Thursday, March 10, 2011

Why the Libyan revolution mustn’t fail



As protests continue unabated across large parts of the Arab world, many largely unreported, there is a deep sense that the initial euphoria surrounding the ousting of the Ben Ali in Tunisia and Mubarak in Egypt is beginning to subside and is giving way to harsh realities and protracted struggles.

In Tunisia and Egypt there has been some cause for optimism (and more recently Morocco). Through sheer persistence and bravery the protesters in both these states have managed to achieve considerable concessions. Bit by bit the old political apparatus in Tunisia is being dismantled and replaced. Just yesterday a Tunisian court dissolved the party of the former president just two days after the country’s interim PM announced a new government that will run the country until elections in July. On Monday, the interior ministry also dissolved the country's secret police service, widely accused of committing human rights abuses. These are significant gains though the future is far from certain.
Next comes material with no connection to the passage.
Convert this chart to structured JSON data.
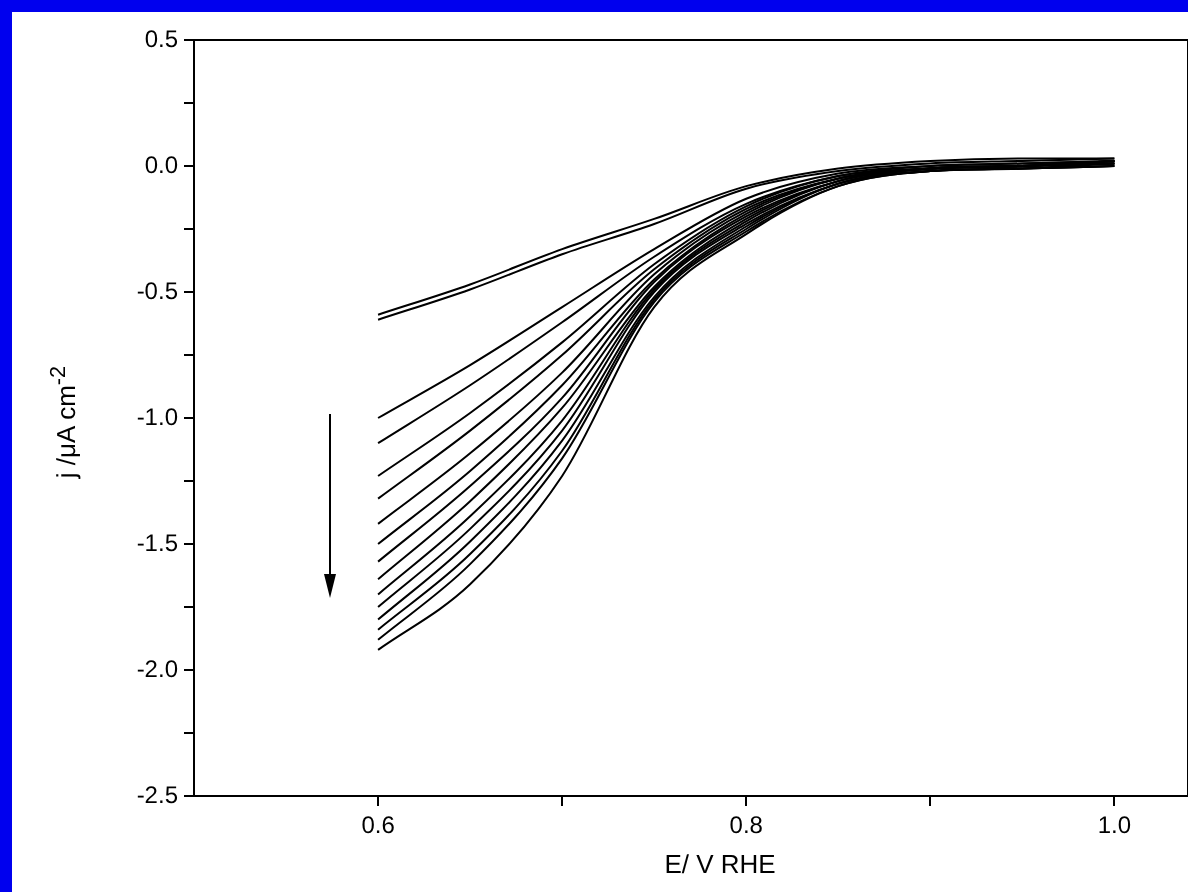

Meanwhile, In Egypt protesters have kept up the pressure on the military, which has drafted some fairly positive proposals for constitutional amendments which will be put to a referendum, the date of which has yet to be specified. Recent pressure has also succeeded in finally ousting the old guard PM Ahmad Shafiq, and others such as the long standing Foreign Minister Ahmed Abou el-Ghait. More recently protesters have been engaged in a concerted effort to prevent the intelligence services from destroying evidence of alleged human rights abuses. This culminated in the storming of the intelligence headquarters. For anyone vaguely familiar with the Middle East and feared Mukhabarat this is really a momentous event. However, significant challenges lie ahead and despite some of the piecemeal concessions outlined above, the future is also far from certain.

Elsewhere in the region the situation is murkier still. Something of a stalemate appears to have taken place in Algeria, Yemen and Bahrain. As such, the prospect for violence will no doubt increase. In other countries such as Jordan, King Abdullah has responded quickly (though mainly in the form of handouts to his East Bank support base) with yet more promises of reforms whilst at the same time installing a new government headed by a former military and intelligence man whose previous stint in office was marked by electoral fraud, the suppression of freedoms and alleged corruption. As is always the case in Jordan, Abdullah’s promises seldom match reality and Jordanians will remain skeptical until they achieve their main goal: changes to the electoral law and a limit on the King’s executive powers (at least from Jordanians of Palestinian origin). Here the King will probably follow a policy of wait and see and try to stall reforms as much as possible fearing a backlash from East Bankers, who in typical Bedouin fashion have been busy extracting their own concessions .

This brings us to Libya. The outcomes of some of the protests mentioned above and possible future ones in Syria or Saudi Arabia may well hinge on what happens here. Arab leaders, though no friends of Qaddafi, will be watching developments in this North African country very closely and no doubt quietly hoping that Qaddafi succeeds in quelling the uprising. If Qaddafi does manage to remain in power (though personally I’m not sure that either the US or EU can allow this to happen, more cynical voices may well argue it would solve many of America’s problems in dissuading other revolutions in the Arab world, particularly in the Gulf) through brutal repression this will send a signal to the other despots in the region that it’s OK to employ the same tactics. Apart from a strong case for intervening on humanitarian grounds, this is one of the main reasons that Qaddafi mustn't be allowed to win.